The occurrence and diagnosis of thyroglossal duct carcinoma is very rare. The synchronous occurrence of papillary carcinomas arising in a thyroglossal duct cyst (TGDC) and thyroid gland is extremely rare. Sistrunk's surgical technique must always be the initial treatment for a TGDC. However, if there is an intra-thyroidal carcinoma or local invasion, thyroidectomy has to be considered. Accurate pre-operative radiological evaluation should be performed in order to plan a surgical strategy.
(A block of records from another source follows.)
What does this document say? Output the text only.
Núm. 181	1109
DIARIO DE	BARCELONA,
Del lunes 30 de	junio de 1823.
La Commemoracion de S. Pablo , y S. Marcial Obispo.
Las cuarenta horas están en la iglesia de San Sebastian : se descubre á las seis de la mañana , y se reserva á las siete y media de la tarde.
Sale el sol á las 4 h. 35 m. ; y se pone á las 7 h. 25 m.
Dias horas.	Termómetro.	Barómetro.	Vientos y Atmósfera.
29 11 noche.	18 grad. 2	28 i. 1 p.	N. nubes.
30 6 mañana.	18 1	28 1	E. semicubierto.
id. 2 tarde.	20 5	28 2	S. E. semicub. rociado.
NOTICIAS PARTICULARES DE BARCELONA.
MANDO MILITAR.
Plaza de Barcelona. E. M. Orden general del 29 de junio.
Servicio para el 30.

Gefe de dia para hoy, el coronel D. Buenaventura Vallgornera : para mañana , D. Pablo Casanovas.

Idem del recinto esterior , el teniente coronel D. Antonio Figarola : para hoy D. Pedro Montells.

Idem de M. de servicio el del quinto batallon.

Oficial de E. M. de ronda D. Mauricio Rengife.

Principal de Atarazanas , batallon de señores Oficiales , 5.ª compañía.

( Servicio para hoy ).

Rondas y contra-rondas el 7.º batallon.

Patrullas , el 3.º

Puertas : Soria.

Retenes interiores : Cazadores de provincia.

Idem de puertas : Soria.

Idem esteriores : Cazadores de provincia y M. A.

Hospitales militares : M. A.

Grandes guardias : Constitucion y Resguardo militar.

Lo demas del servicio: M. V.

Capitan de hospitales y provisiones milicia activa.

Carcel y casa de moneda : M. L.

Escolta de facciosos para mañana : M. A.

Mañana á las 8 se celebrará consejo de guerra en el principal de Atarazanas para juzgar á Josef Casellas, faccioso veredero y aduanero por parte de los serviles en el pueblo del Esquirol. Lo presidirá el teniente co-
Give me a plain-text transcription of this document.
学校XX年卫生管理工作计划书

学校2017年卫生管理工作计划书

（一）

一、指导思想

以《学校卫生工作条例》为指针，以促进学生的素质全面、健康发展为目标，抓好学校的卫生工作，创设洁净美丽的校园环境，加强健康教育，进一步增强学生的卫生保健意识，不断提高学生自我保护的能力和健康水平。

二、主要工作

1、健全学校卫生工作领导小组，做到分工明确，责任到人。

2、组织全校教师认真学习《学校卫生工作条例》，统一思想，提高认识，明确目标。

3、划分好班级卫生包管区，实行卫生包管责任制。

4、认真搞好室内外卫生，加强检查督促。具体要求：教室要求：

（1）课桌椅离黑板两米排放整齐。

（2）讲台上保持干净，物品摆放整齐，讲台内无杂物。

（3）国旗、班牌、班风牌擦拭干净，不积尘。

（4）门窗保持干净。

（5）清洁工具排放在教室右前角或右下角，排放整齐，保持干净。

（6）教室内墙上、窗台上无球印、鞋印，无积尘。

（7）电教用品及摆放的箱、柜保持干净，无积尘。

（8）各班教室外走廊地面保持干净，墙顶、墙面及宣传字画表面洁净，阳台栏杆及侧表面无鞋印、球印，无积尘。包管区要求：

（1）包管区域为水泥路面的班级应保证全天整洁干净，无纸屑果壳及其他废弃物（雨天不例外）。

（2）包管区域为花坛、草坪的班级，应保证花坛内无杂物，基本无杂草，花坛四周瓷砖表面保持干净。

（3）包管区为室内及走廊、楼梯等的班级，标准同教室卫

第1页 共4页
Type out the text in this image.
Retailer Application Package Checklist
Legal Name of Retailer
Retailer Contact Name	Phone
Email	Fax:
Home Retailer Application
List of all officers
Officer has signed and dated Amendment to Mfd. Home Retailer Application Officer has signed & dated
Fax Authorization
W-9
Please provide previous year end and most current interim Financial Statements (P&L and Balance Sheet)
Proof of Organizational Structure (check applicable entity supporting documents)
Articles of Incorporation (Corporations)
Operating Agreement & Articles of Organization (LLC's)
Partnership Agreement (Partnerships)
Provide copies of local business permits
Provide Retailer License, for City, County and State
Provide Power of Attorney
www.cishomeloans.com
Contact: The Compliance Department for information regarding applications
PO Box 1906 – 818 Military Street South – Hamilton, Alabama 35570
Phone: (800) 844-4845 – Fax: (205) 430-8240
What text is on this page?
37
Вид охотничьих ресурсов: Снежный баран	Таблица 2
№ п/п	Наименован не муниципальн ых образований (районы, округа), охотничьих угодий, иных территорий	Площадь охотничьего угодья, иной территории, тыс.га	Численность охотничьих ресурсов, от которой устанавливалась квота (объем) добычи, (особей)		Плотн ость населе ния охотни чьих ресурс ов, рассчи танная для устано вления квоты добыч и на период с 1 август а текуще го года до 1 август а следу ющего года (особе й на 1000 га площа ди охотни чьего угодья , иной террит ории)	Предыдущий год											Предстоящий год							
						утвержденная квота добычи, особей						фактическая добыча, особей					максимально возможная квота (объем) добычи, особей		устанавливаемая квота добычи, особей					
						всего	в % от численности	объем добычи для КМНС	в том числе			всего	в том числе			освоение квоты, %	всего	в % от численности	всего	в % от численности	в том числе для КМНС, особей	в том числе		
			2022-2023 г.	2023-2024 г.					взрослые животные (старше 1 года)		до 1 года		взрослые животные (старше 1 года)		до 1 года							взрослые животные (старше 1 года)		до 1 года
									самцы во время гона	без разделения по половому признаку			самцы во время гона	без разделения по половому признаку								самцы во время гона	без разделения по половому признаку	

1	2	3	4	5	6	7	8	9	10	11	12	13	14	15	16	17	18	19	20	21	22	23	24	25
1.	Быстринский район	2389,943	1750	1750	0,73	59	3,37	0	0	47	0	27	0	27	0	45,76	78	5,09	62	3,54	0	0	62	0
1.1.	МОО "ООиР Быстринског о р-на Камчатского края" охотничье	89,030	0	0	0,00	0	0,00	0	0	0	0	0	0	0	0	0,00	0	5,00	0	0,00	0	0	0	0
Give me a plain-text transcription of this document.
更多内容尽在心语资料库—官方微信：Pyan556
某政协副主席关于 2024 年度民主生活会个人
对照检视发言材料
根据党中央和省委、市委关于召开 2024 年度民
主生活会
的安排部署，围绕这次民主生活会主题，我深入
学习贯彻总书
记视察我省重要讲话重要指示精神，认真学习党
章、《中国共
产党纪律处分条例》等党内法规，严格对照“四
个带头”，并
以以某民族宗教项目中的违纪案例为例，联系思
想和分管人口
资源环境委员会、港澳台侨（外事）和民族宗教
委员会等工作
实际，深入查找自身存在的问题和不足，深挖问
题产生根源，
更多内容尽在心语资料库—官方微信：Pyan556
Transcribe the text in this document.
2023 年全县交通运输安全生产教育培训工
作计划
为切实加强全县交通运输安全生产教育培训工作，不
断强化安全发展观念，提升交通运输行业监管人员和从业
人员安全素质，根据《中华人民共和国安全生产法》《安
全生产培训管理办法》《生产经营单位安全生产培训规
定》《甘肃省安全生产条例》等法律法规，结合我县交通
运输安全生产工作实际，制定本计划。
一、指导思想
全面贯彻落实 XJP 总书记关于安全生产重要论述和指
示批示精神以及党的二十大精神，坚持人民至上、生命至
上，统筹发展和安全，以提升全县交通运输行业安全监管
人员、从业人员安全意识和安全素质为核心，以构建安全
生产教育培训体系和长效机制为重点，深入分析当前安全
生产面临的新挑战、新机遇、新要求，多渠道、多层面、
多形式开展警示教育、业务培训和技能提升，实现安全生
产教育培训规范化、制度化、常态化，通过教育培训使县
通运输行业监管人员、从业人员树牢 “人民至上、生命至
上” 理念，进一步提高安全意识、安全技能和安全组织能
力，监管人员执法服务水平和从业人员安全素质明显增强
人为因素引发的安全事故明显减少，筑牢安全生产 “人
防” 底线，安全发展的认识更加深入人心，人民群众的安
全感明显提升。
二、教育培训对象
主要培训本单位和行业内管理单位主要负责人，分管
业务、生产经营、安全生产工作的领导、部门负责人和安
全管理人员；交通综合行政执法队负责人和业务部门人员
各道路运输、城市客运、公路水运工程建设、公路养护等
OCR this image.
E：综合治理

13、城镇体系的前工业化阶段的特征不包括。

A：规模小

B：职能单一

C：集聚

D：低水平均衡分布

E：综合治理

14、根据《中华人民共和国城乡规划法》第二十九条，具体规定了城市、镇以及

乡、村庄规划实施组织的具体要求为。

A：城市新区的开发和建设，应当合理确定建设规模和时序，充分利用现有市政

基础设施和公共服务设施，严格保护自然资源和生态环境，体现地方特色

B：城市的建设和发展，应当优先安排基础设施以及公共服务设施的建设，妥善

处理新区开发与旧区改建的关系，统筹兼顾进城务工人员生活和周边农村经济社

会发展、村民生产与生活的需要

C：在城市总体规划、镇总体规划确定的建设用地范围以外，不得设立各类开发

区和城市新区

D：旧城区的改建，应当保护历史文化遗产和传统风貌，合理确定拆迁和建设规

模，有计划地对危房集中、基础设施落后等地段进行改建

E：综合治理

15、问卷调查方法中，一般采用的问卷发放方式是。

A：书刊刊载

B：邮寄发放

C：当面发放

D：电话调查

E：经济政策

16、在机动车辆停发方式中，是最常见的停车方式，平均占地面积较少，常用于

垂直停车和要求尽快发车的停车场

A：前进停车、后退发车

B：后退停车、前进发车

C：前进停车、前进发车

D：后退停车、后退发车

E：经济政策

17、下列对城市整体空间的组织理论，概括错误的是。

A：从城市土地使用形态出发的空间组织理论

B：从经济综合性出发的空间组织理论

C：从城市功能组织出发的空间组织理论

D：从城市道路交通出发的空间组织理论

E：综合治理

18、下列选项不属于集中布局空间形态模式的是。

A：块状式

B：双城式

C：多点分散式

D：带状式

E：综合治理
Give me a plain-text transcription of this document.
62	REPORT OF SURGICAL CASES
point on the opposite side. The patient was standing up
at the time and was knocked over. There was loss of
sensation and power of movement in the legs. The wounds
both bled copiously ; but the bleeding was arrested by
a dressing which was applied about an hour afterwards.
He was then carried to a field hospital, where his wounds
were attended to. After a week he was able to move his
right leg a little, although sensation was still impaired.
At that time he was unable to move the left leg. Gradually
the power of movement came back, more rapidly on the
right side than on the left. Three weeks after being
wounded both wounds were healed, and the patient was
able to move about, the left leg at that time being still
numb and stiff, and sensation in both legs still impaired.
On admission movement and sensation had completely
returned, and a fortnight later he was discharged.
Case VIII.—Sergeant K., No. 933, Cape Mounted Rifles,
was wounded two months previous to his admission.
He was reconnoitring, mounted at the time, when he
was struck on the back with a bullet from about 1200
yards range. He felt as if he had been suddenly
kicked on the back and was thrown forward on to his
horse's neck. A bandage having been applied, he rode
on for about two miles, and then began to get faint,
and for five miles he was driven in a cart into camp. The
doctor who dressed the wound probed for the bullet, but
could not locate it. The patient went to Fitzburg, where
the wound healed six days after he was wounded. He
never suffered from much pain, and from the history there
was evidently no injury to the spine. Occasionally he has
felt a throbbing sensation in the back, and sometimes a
The aim of this report was to review our experience in the management of papillary thyroid carcinoma associated with TGDC. Our patient was a 67-year-old man who had a mural, micro-calcified nodule within a palpable, thick-walled cyst at the level of the hyoid and synchronously, a small macro-calcified mass in the isthmus of the thyroid gland.


MeSH Terms

Aged
Carcinoma
Carcinoma, Papillary
Humans
Thyroglossal Cyst
Thyroid Gland
Thyroid Neoplasms
Thyroidectomy
Carcinoma
Thyroid Neoplasms

Figure

  • Fig. 1 Concurrent papillary carcinomas arising in the thyroglossal duct cyst and thyroid gland in a 67-year-old man. A. Axial sonogram shows a 1-cm, intramural, micro-calcified nodule (white arrow) within an irregular thick walled cystic mass (black arrows). The cystic mass was located below the level of the hypoid bone. B. Axial sonogram shows a 1.8 × 0.8 cm heterogeneous hypoechoic nodule with calcifications (white arrow) in the isthmus of the thyroid. C. Axial contrast-enhanced CT scan shows a 2.6 × 2.0 cm cystic mass with septation at the level of the thyroid (white arrow), representing the thyroglossal duct cyst. D. Sagittal contrast-enhanced CT scan shows an enhancing mural nodule (white arrowhead) in a cystic mass (white arrow).